It’s 1849, and twelve-year-old Addie lives in the shipbuilding town of Essex, Massachusetts. Her father has left the family to seek gold on the West Coast, and tragically the flux has ended the lives of her mother and baby brother, leaving Addie all alone. Fearful of being taken in as a servant, Addie flees from her house into the snowy woods, where she endures hunger and bitter cold until Nokummus, an elderly Wampanoag woman, coaxes Addie to her dwelling.
Now living under the care of the mercurial old woman, Addie slowly recognizes the truth of her past. Through an intense ancient ceremony and by force of her own wits and will, Addie must come to grips with the facts of her newfound identity – and find the courage to build a future unlike any she could ever have imagined.
Daughter of Winter was a heart rending read at times. The book begins:
Yesterday I washed their bodies
as I’ve seen the women do
dressed them in their best,
and laid them in a crypt of snow…
If that doesn’t catch your attention, for better or worse, you must be the one in the crypt. I was riveted after those first four lines, but I have to admit, Daughter of Winter was a hard read for me because of Addie’s agonizing search for her own identity and “real” mother.

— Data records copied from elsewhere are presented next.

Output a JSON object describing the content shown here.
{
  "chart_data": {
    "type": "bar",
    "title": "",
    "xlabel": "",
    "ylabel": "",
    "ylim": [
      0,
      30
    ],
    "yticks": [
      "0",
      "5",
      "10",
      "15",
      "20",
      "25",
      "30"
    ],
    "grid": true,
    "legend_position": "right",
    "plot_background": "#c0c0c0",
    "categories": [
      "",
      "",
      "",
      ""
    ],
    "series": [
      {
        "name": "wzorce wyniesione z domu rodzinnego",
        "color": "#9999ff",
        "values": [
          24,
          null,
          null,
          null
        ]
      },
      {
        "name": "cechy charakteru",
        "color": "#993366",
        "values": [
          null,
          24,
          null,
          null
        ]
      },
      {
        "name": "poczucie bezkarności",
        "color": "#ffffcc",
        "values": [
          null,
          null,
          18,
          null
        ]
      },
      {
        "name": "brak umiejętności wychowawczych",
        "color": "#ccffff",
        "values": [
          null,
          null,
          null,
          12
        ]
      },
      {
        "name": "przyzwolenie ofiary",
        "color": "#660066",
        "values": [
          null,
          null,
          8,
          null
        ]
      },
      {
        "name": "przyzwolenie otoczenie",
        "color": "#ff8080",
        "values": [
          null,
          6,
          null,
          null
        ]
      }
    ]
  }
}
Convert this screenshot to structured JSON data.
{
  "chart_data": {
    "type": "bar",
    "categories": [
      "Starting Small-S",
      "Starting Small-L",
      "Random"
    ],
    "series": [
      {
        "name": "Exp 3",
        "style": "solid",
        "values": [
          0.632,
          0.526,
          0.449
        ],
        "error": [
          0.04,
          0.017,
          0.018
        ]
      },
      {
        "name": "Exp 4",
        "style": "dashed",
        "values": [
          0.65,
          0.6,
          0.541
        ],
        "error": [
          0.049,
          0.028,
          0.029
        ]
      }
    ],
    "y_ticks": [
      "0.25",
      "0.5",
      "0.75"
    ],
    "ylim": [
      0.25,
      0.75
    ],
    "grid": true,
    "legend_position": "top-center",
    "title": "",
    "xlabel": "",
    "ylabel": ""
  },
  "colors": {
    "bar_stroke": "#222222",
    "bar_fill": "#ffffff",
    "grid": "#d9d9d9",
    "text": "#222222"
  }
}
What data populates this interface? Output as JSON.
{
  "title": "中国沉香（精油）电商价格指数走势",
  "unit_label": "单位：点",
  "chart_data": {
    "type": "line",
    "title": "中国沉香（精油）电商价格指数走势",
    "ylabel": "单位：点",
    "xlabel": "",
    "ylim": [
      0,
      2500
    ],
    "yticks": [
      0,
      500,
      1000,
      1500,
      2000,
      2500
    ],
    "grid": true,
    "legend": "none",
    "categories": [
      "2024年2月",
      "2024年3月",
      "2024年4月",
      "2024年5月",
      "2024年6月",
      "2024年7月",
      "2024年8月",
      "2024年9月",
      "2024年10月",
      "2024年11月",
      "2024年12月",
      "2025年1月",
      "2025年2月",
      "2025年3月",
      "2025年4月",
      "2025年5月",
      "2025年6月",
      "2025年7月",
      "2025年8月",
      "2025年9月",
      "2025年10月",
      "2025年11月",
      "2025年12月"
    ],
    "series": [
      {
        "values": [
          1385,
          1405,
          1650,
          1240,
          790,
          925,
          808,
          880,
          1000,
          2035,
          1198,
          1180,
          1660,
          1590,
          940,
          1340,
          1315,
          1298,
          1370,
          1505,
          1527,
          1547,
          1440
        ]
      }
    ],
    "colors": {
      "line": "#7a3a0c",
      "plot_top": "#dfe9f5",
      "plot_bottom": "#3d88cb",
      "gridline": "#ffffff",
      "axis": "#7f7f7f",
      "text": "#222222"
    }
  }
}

You see, I’m an adoptive mother. My daughter is from China and though she’s still a little young for these questions, she will someday have them. Just like Addie, my child will want to know who her “real” mother is and I will have to contain my tears at the question. Tears for her loss; tears that she has to ask such a terrible thing because I am her real mother. I am just not the person who gave her life. This book managed to touch me in a deeply personal place, for which I’m grateful. I hope it will help me to be a better mother when these questions arise.
The novel’s conclusion is moving and fulfilling, but I hate spoilers and refuse to give away anything else. What I will do is whole heartedly recommend this novel to the general populace, but most especially to those people touched by adoption or foster situations.